Any idea what I could try? My cpu is overclocked, could that cause any problem? Though it has worked just fine for windows in 4 years.

You can try installing the AMD or Intel microcode. It's in the software center. What are you running for CPU, GPU, motherboard, RAM? With my CPU, not overclocked I can run it with 2400 MHz DDR3 but when I overclock, the 1866MHz is the best.

In Windows, can you run intelburntest and have it pass successfully?

My first guess would be that you're missing some drivers.

The MCE's are showing that a CPU problem. Run mcelog --ascii and post what you get back.

I'm thinking that the CPU is having a problem with memory bank 8, but thats a guess.

You might want to run a RAMTEST just to check the memory.

Here are my specs:
Adrock P67 Extreme 4
Intel i5 2500k
Radeon 6950
Ram is corsair XMS 8gb 1600mhz

I will try installing the microcode. I don't think it's the ram, I've used Windows this whole day but not gotten this problem.

I'd try to reset the overclock, the error certainly seems to have something to do with the CPU.

I've been able to do something like overclock my AMD A10-5800k's integrateed graphics rediculously high and still have the thing boot. Windows would only let me go so far however...

Looks like a BIOS/EUFI settings problem possibly related to ACPI (power settings). But then you say you're overclocking which makes me wonder if your bus speeds haven't been "adjusted" somehow too. It's hard to say.

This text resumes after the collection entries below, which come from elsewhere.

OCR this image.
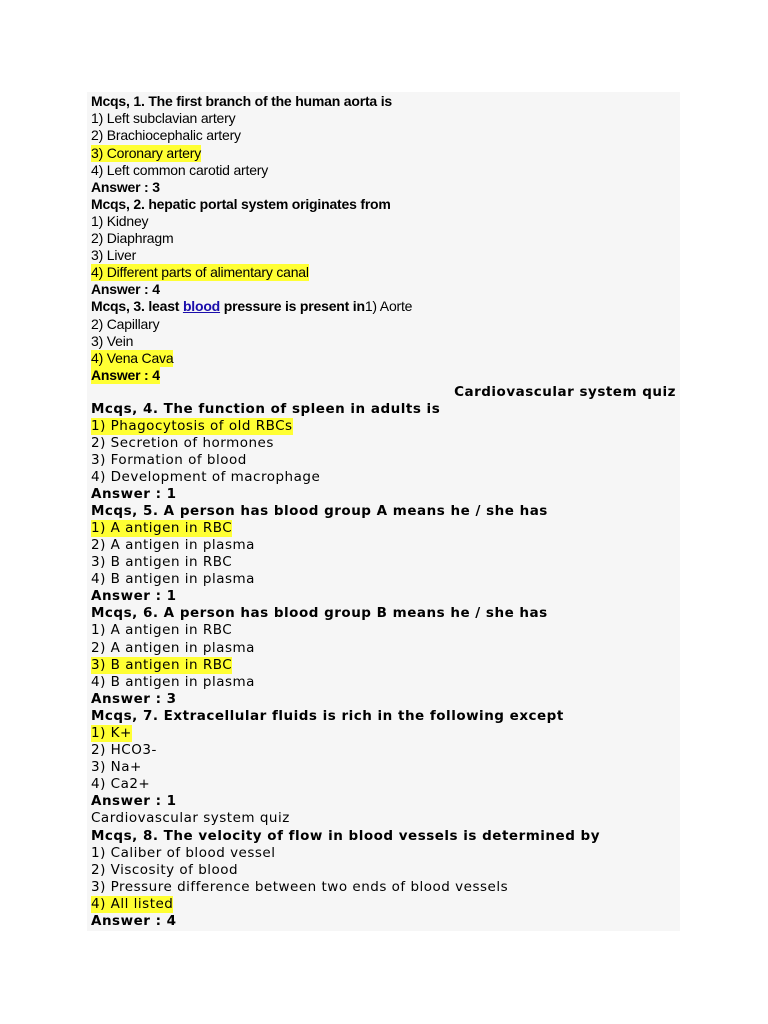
Mcqs, 1. The first branch of the human aorta is
1) Left subclavian artery
2) Brachiocephalic artery
3) Coronary artery
4) Left common carotid artery
Answer : 3
Mcqs, 2. hepatic portal system originates from
1) Kidney
2) Diaphragm
3) Liver
4) Different parts of alimentary canal
Answer : 4
Mcqs, 3. least blood pressure is present in1) Aorte
2) Capillary
3) Vein
4) Vena Cava
Answer : 4
Cardiovascular system quiz
Mcqs, 4. The function of spleen in adults is
1) Phagocytosis of old RBCs
2) Secretion of hormones
3) Formation of blood
4) Development of macrophage
Answer : 1
Mcqs, 5. A person has blood group A means he / she has
1) A antigen in RBC
2) A antigen in plasma
3) B antigen in RBC
4) B antigen in plasma
Answer : 1
Mcqs, 6. A person has blood group B means he / she has
1) A antigen in RBC
2) A antigen in plasma
3) B antigen in RBC
4) B antigen in plasma
Answer : 3
Mcqs, 7. Extracellular fluids is rich in the following except
1) K+
2) HCO3-
3) Na+
4) Ca2+
Answer : 1
Cardiovascular system quiz
Mcqs, 8. The velocity of flow in blood vessels is determined by
1) Caliber of blood vessel
2) Viscosity of blood
3) Pressure difference between two ends of blood vessels
4) All listed
Answer : 4
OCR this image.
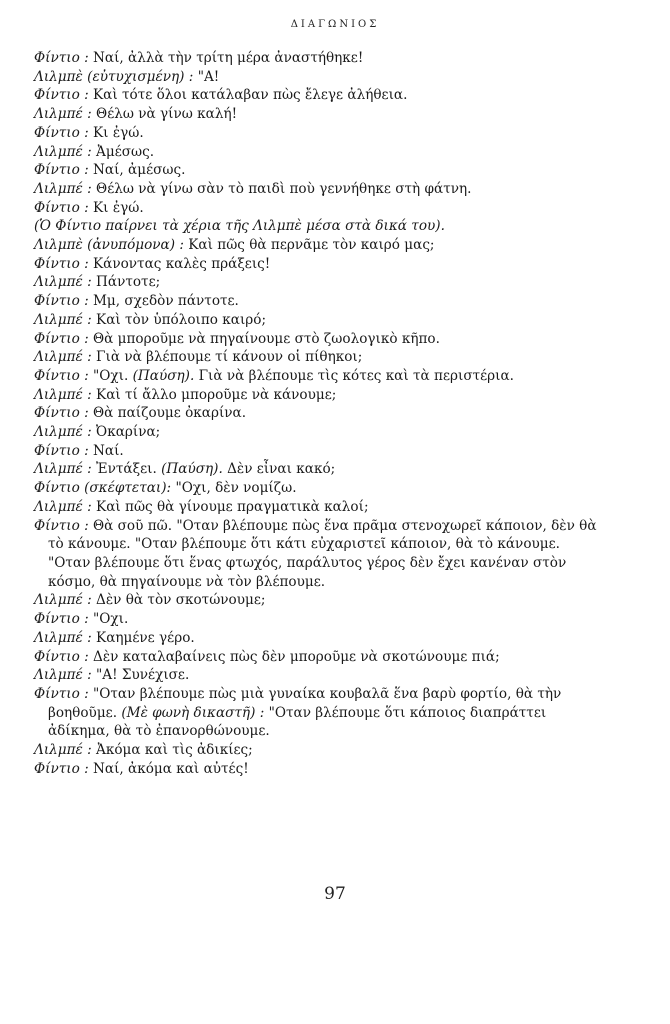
ΔΙΑΓΩΝΙΟΣ
Φίντιο : Ναί, ἀλλὰ τὴν τρίτη μέρα ἀναστήθηκε!
Λιλμπὲ (εὐτυχισμένη) : "Α!
Φίντιο : Καὶ τότε ὅλοι κατάλαβαν πὼς ἔλεγε ἀλήθεια.
Λιλμπέ : Θέλω νὰ γίνω καλή!
Φίντιο : Κι ἐγώ.
Λιλμπέ : Ἀμέσως.
Φίντιο : Ναί, ἀμέσως.
Λιλμπέ : Θέλω νὰ γίνω σὰν τὸ παιδὶ ποὺ γεννήθηκε στὴ φάτνη.
Φίντιο : Κι ἐγώ.
(Ὁ Φίντιο παίρνει τὰ χέρια τῆς Λιλμπὲ μέσα στὰ δικά του).
Λιλμπὲ (ἀνυπόμονα) : Καὶ πῶς θὰ περνᾶμε τὸν καιρό μας;
Φίντιο : Κάνοντας καλὲς πράξεις!
Λιλμπέ : Πάντοτε;
Φίντιο : Μμ, σχεδὸν πάντοτε.
Λιλμπέ : Καὶ τὸν ὑπόλοιπο καιρό;
Φίντιο : Θὰ μποροῦμε νὰ πηγαίνουμε στὸ ζωολογικὸ κῆπο.
Λιλμπέ : Γιὰ νὰ βλέπουμε τί κάνουν οἱ πίθηκοι;
Φίντιο : "Οχι. (Παύση). Γιὰ νὰ βλέπουμε τὶς κότες καὶ τὰ περιστέρια.
Λιλμπέ : Καὶ τί ἄλλο μποροῦμε νὰ κάνουμε;
Φίντιο : Θὰ παίζουμε ὀκαρίνα.
Λιλμπέ : Ὀκαρίνα;
Φίντιο : Ναί.
Λιλμπέ : Ἐντάξει. (Παύση). Δὲν εἶναι κακό;
Φίντιο (σκέφτεται): "Οχι, δὲν νομίζω.
Λιλμπέ : Καὶ πῶς θὰ γίνουμε πραγματικὰ καλοί;
Φίντιο : Θὰ σοῦ πῶ. "Οταν βλέπουμε πὼς ἕνα πρᾶμα στενοχωρεῖ κάποιον, δὲν θὰ τὸ κάνουμε. "Οταν βλέπουμε ὅτι κάτι εὐχαριστεῖ κάποιον, θὰ τὸ κάνουμε. "Οταν βλέπουμε ὅτι ἕνας φτωχός, παράλυτος γέρος δὲν ἔχει κανέναν στὸν κόσμο, θὰ πηγαίνουμε νὰ τὸν βλέπουμε.
Λιλμπέ : Δὲν θὰ τὸν σκοτώνουμε;
Φίντιο : "Οχι.
Λιλμπέ : Καημένε γέρο.
Φίντιο : Δὲν καταλαβαίνεις πὼς δὲν μποροῦμε νὰ σκοτώνουμε πιά;
Λιλμπέ : "Α! Συνέχισε.
Φίντιο : "Οταν βλέπουμε πὼς μιὰ γυναίκα κουβαλᾶ ἕνα βαρὺ φορτίο, θὰ τὴν βοηθοῦμε. (Μὲ φωνὴ δικαστῆ) : "Οταν βλέπουμε ὅτι κάποιος διαπράττει ἀδίκημα, θὰ τὸ ἐπανορθώνουμε.
Λιλμπέ : Ἀκόμα καὶ τὶς ἀδικίες;
Φίντιο : Ναί, ἀκόμα καὶ αὐτές!
97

My advice would be to reset the BIOS/EUFI to factory settings which should be no big deal and don't allow EUFI (which I suspect you have enabled). Then boot into Linux Mint to see if things didn't clear up. You may even need/want to adjust your drive controller so that you don't use ACHI too (use straight IDE, IOW). Please note that by resetting the BIOS/EUFI like this that it will almost certainly slow things down with respect to Windows. But if you make notes of your BIOS/EUFI settings or can actually save them (which some systems will let you do) then you can always put them back the way they were -- no harm, no foul. Once you know that your BIOS will work with your choice of Linux then you can re-enable those more advanced BIOS/EUFI settings one by one, rebooting in between each change.